ALESSIO VINCI, CNN CORRESPONDENT (voice-over): In pouring rain, a newly formed special unit of the Yugoslav army trains for what military officials call its next mission: the return to Kosovo. Using live ammunition, hundred of troops and special police forces exercise roughly 60 miles east of Kosovo, the southern province the Yugoslav army was forced to leave in June last year after 78 days of NATO bombing.
In front of military attaches from 12 countries, including NATO members Italy and Greece, the Yugoslav army chief of staff told his soldiers that NATO and the United Nations failed to restore peace in the province. Therefore, he said, it was time for the Yugoslav army to return.
GEN. NEBOJSA PAVKOVIC, YUGOSLAV ARMY CHIEF OF STAFF (through translator): We expect the United Nations Security Council to realize the incapability of KFOR, and that it will take the honorable decision that parts of the Yugoslav army and police forces be allowed back in Kosovo.
VINCI: Pavkovic said these army units would operate in a joint mission with the already existing military presence in Kosovo, saying soldiers would help clear minefields, secure borders, and create the conditions for normal life in the province.
PAVKOVIC (through translator): We simply want to go back where we belong and fulfill our constitutional obligations.
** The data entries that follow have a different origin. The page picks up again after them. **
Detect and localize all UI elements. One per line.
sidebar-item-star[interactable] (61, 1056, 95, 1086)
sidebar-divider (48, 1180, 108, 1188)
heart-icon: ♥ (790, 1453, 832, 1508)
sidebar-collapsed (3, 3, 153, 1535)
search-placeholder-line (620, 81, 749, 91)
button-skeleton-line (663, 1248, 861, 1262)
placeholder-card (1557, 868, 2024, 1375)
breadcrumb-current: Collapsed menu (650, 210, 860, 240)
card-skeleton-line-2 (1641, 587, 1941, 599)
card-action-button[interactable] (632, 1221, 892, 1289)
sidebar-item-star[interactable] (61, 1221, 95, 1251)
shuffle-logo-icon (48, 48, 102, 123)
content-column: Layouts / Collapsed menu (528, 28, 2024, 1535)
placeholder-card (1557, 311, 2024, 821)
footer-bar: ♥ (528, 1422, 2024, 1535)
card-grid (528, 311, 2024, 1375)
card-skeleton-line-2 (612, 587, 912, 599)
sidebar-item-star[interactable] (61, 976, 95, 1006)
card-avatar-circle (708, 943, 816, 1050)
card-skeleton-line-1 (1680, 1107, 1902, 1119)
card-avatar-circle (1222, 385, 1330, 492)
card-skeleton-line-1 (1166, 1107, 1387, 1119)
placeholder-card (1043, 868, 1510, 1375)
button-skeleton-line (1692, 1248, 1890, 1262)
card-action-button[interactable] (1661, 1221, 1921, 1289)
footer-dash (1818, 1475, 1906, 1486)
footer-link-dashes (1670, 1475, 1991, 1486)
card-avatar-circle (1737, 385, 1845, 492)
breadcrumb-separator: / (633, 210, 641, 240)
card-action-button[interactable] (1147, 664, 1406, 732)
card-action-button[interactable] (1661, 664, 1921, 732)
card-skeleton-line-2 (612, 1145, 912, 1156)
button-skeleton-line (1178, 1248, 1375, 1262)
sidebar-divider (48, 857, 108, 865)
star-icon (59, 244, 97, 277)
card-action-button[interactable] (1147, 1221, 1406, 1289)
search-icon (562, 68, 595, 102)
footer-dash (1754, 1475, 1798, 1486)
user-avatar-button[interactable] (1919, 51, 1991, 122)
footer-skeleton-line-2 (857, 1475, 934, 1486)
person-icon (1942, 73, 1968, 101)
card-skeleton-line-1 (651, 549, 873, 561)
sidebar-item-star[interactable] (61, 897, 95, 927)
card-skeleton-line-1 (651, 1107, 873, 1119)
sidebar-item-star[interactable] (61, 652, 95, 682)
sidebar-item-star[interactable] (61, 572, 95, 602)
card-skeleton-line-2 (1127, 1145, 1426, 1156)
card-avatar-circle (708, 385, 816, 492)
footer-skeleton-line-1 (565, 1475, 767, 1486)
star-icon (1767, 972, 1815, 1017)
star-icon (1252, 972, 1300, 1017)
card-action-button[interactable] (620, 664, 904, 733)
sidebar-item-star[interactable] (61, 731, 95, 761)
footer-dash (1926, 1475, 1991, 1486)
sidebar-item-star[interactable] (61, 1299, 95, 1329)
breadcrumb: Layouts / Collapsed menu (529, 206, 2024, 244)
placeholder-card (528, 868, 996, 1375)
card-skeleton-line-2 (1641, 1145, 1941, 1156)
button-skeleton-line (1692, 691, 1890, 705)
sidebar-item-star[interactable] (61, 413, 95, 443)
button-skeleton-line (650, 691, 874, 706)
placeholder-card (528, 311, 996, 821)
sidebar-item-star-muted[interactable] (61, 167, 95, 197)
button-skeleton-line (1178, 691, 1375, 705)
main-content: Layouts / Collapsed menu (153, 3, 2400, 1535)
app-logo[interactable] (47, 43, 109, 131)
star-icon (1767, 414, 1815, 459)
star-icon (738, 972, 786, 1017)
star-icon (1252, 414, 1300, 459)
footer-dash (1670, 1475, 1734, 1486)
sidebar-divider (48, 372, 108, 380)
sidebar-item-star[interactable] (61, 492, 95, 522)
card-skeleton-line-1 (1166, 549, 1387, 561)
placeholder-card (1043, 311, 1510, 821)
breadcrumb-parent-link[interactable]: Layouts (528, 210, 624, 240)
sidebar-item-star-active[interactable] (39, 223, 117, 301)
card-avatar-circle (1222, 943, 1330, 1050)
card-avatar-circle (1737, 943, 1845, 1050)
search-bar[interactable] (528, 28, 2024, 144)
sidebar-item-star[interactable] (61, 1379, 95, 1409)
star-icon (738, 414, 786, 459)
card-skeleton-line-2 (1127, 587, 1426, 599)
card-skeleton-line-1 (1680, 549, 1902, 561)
We would like all of those who fled Kosovo to return and those who came uninvited to leave.
VINCI: But NATO says it is premature to discuss any return of any number of Yugoslav security forces to Kosovo. (on camera): According to a recent opinion poll conducted by the army, 9 soldiers out of 10 are ready to defend the country at any cost. Still, the possibility that these soldiers will return to Kosovo as long as NATO remains there is highly unlikely.
Alessio Vinci, CNN, with the Yugoslav third army in southern Serbia.